I feel like I'm becoming real. A real business. It's an uncomfortable feeling. I just received my 3000th sale.
Have you read the classic children's story, The Velveteen Rabbit, by Margery Williams? I was reminded of it when musing over some recent Etsy growing pains.
Part of my love of Etsy is that it has been, up to this point, basically a continuous flow of affirmation that I'm good at something, that someone out there who doesn't know me personally is glad that I exist. In a world of kids too young to think about how mommy feels, and a husband who is very grateful for me but perhaps not overly verbal about it, my Etsy interactions have become a big confidence booster and something to think about on down days. But now, after some recent harsh and unwarranted comments, it's a whole lot harder to use that as a pick-me-up.
But when I dug up our copy of The Velveteen Rabbit and re-read the part about becoming Real, I felt better. This is from the book:
"What is REAL?" asked the Rabbit one day, when they were lying side by side near the nursery fender, before Nana came to tidy the room. "Does it mean having things that buzz inside you and a stick-out handle?"
"Real isn't how you are made," said the Skin Horse. "It's a thing that happens to you. When a child loves you for a long, long time, not just to play with, but REALLY loves you, then you become Real."
"Does it hurt?" asked the Rabbit.
"Sometimes," said the Skin Horse, for he was always truthful. "When you are Real you don't mind being hurt."
"Does it happen all at once, like being wound up," he asked, "or bit by bit?"
"It doesn't happen all at once," said the Skin Horse. "You become. It takes a long time. That's why it doesn't happen often to people who break easily, or have sharp edges, or who have to be carefully kept. Generally, by the time you are Real, most of your hair has been loved off, and your eyes drop out and you get loose in the joints and very shabby. But these things don't matter at all, because once you are Real you can't be ugly, except to people who don't understand."

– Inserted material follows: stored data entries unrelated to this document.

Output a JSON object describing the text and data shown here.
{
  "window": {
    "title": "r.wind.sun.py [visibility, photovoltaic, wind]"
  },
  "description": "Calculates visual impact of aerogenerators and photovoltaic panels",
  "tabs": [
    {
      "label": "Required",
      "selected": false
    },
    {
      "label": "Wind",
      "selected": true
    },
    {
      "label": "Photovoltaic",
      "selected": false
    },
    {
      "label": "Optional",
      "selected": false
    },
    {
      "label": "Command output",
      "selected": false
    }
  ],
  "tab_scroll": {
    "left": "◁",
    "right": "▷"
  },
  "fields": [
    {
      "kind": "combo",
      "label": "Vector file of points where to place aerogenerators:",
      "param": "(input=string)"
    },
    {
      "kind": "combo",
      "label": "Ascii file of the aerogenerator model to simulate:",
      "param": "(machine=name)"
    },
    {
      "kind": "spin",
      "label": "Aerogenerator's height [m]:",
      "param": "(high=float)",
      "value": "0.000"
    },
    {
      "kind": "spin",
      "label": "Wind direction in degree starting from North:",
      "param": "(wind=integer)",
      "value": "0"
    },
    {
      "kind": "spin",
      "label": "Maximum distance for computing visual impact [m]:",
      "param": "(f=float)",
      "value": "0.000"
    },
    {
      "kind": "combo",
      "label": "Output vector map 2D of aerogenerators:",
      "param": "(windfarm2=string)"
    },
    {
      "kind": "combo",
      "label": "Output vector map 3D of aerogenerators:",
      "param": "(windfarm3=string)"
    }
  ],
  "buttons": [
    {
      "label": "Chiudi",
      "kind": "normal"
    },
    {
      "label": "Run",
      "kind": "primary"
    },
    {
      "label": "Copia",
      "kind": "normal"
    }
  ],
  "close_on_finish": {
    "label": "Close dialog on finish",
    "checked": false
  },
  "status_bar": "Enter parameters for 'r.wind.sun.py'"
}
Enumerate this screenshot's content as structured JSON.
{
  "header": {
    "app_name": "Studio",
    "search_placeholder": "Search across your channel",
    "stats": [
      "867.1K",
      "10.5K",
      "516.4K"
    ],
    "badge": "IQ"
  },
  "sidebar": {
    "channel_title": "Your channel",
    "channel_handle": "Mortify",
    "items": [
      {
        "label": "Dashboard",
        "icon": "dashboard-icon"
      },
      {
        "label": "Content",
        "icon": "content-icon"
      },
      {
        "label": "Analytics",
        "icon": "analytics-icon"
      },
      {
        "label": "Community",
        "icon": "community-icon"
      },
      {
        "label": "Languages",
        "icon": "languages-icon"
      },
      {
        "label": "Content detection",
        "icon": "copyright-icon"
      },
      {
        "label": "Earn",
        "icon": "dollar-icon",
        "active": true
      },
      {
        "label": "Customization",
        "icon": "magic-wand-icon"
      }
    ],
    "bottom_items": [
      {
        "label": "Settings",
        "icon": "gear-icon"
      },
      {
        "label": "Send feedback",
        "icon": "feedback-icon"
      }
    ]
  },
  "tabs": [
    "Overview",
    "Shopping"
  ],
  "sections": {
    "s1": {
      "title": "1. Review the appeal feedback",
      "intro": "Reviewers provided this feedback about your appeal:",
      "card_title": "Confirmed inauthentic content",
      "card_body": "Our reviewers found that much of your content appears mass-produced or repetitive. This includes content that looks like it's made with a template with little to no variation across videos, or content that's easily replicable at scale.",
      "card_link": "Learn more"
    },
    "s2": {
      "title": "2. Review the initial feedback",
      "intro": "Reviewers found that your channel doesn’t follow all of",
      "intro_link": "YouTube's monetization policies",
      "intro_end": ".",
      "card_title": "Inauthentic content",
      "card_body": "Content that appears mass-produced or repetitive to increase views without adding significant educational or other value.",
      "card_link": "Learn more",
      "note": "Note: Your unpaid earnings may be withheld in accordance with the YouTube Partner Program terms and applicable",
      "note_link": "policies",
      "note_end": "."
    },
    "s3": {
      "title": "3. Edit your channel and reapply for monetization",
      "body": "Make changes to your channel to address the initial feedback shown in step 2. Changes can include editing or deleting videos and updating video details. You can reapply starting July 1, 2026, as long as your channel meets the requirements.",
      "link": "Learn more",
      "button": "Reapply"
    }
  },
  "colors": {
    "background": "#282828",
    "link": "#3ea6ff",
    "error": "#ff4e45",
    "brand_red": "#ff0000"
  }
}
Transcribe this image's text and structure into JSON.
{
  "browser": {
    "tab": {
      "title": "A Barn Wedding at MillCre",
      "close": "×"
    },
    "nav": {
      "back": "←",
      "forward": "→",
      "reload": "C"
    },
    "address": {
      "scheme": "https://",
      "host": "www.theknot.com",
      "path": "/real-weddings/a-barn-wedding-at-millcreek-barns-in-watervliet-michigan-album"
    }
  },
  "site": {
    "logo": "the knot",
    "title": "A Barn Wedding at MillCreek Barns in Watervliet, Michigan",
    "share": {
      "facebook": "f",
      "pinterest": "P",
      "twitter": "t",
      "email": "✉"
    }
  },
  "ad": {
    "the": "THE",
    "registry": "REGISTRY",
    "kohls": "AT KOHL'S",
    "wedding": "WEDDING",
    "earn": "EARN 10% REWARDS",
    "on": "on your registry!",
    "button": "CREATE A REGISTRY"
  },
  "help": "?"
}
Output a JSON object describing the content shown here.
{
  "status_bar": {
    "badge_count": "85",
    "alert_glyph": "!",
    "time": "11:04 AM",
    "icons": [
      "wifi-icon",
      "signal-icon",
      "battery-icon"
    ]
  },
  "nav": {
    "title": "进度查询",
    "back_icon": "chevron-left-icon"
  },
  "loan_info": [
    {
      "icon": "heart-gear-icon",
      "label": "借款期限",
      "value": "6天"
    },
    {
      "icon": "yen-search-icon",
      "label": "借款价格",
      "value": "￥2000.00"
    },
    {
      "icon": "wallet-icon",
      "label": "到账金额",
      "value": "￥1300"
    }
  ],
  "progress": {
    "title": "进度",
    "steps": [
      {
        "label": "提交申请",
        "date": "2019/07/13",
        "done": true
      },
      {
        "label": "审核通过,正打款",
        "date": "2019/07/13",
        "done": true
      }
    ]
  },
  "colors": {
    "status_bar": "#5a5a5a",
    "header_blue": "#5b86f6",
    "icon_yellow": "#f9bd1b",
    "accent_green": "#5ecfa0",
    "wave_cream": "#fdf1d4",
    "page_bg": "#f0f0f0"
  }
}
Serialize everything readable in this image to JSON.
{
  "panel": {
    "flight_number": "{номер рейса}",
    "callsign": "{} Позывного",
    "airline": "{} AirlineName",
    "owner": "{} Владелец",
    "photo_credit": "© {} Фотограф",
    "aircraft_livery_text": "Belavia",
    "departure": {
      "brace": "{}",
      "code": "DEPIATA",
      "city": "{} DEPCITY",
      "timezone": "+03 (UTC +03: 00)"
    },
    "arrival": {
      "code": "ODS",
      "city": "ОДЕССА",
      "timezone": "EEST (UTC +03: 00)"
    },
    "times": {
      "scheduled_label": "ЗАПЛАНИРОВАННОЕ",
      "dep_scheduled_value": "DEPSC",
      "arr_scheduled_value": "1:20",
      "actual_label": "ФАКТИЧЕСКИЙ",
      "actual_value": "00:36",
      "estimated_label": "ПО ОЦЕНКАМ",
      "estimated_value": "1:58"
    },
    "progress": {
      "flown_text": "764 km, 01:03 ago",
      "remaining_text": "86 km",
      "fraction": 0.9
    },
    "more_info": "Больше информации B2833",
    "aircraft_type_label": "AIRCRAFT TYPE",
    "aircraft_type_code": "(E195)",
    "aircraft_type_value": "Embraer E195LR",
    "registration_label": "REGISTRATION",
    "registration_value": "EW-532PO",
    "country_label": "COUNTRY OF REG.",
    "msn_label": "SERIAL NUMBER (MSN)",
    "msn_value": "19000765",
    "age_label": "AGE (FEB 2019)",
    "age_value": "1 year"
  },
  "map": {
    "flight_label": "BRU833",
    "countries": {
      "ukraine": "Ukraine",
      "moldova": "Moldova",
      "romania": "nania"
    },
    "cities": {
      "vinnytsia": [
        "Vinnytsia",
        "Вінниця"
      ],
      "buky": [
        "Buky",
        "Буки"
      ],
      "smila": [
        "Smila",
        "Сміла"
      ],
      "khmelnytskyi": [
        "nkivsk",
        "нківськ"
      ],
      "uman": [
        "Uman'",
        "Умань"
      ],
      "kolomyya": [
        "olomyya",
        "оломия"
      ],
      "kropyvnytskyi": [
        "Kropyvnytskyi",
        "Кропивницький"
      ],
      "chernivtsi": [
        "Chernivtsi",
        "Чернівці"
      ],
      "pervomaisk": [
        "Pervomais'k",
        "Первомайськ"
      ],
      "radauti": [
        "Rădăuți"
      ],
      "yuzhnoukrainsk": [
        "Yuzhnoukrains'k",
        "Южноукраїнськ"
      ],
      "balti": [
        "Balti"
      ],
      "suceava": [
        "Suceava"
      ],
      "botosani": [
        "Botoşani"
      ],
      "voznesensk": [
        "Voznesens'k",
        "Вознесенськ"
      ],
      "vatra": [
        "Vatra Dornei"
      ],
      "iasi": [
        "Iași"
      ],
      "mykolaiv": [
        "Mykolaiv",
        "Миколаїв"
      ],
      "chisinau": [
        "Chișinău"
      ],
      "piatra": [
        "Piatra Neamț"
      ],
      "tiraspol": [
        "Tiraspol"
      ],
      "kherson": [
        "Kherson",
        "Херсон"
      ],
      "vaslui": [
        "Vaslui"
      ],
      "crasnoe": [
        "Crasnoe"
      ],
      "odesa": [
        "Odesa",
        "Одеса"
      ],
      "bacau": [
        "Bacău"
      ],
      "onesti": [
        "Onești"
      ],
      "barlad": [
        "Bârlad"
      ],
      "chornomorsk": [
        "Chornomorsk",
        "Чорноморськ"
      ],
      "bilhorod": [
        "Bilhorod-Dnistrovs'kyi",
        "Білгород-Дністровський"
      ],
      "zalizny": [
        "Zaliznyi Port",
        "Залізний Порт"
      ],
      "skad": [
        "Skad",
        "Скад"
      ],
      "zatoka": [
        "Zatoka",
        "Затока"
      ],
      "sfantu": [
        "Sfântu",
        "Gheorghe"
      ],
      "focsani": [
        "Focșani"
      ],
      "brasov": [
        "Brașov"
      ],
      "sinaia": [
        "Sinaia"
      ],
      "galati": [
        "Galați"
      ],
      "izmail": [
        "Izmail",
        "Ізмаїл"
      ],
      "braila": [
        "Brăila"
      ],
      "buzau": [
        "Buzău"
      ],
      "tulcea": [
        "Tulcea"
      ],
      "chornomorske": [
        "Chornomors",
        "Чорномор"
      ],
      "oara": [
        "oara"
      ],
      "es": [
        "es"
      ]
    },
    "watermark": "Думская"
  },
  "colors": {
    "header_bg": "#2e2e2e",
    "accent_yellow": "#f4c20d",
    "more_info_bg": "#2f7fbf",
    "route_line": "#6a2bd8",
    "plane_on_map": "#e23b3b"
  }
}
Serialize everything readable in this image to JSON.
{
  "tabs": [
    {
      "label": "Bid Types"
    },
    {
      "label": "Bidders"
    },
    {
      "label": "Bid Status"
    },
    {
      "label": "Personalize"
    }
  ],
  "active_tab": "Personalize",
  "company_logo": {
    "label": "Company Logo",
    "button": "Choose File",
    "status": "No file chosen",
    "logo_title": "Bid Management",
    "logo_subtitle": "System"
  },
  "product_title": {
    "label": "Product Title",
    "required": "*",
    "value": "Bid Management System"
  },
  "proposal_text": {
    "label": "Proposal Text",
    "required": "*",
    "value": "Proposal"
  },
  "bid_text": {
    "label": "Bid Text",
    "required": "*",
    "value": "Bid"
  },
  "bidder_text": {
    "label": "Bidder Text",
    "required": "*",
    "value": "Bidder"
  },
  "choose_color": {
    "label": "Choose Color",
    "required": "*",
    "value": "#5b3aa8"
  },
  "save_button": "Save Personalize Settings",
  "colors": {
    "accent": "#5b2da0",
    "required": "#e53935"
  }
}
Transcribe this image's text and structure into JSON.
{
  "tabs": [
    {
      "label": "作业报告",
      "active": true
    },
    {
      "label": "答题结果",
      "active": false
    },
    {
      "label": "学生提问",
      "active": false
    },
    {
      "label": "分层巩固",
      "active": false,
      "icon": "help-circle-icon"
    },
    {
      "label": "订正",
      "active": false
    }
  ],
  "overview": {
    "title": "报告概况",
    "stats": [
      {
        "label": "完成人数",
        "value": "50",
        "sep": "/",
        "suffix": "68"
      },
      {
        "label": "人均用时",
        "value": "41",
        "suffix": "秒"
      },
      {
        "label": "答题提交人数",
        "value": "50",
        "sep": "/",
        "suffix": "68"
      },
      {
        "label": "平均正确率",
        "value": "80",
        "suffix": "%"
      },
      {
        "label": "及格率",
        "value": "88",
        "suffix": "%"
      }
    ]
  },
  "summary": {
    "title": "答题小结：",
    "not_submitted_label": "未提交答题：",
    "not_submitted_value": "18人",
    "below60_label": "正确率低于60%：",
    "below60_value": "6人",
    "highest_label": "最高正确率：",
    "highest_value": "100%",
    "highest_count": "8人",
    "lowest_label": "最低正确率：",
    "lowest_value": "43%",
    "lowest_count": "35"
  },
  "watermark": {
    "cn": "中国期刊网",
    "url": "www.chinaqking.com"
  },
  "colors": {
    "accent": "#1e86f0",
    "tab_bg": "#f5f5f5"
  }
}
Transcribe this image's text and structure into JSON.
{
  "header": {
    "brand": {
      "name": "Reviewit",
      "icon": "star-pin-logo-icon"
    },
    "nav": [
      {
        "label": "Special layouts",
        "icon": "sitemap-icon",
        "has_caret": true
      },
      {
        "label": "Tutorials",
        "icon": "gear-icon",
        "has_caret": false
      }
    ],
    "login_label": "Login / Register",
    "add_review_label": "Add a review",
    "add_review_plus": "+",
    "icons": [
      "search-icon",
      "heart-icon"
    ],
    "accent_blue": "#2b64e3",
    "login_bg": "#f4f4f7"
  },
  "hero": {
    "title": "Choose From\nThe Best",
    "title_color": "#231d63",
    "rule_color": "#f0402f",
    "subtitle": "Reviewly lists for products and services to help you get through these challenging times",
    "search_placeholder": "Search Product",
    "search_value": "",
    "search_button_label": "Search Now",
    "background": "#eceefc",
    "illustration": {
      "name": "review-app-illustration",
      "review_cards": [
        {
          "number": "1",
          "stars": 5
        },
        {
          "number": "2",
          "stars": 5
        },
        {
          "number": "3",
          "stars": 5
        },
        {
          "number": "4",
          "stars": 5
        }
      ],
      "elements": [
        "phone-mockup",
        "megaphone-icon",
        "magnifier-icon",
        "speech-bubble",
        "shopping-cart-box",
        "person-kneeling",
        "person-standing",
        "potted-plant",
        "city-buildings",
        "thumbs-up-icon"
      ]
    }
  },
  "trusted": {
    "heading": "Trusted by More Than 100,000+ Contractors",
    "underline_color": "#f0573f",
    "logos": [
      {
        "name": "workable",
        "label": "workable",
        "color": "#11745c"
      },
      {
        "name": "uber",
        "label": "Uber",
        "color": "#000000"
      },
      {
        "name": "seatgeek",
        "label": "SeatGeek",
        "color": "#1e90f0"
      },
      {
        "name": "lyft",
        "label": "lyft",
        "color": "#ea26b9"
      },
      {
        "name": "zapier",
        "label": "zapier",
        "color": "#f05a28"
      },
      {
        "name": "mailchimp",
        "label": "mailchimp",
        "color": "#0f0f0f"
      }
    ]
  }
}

I do want to be Real, and maybe this is the kick I need to get over my perfectionism. It is truly impossible to please everyone, all the time. While I never want to stop trying, the sooner I incorporate that reality into my business philosphy, the sooner I'll be able to accept my successes and failures as they are and deal with the more important issues of staying viable, providing great customer service, and continuing to create products I am proud to call my own.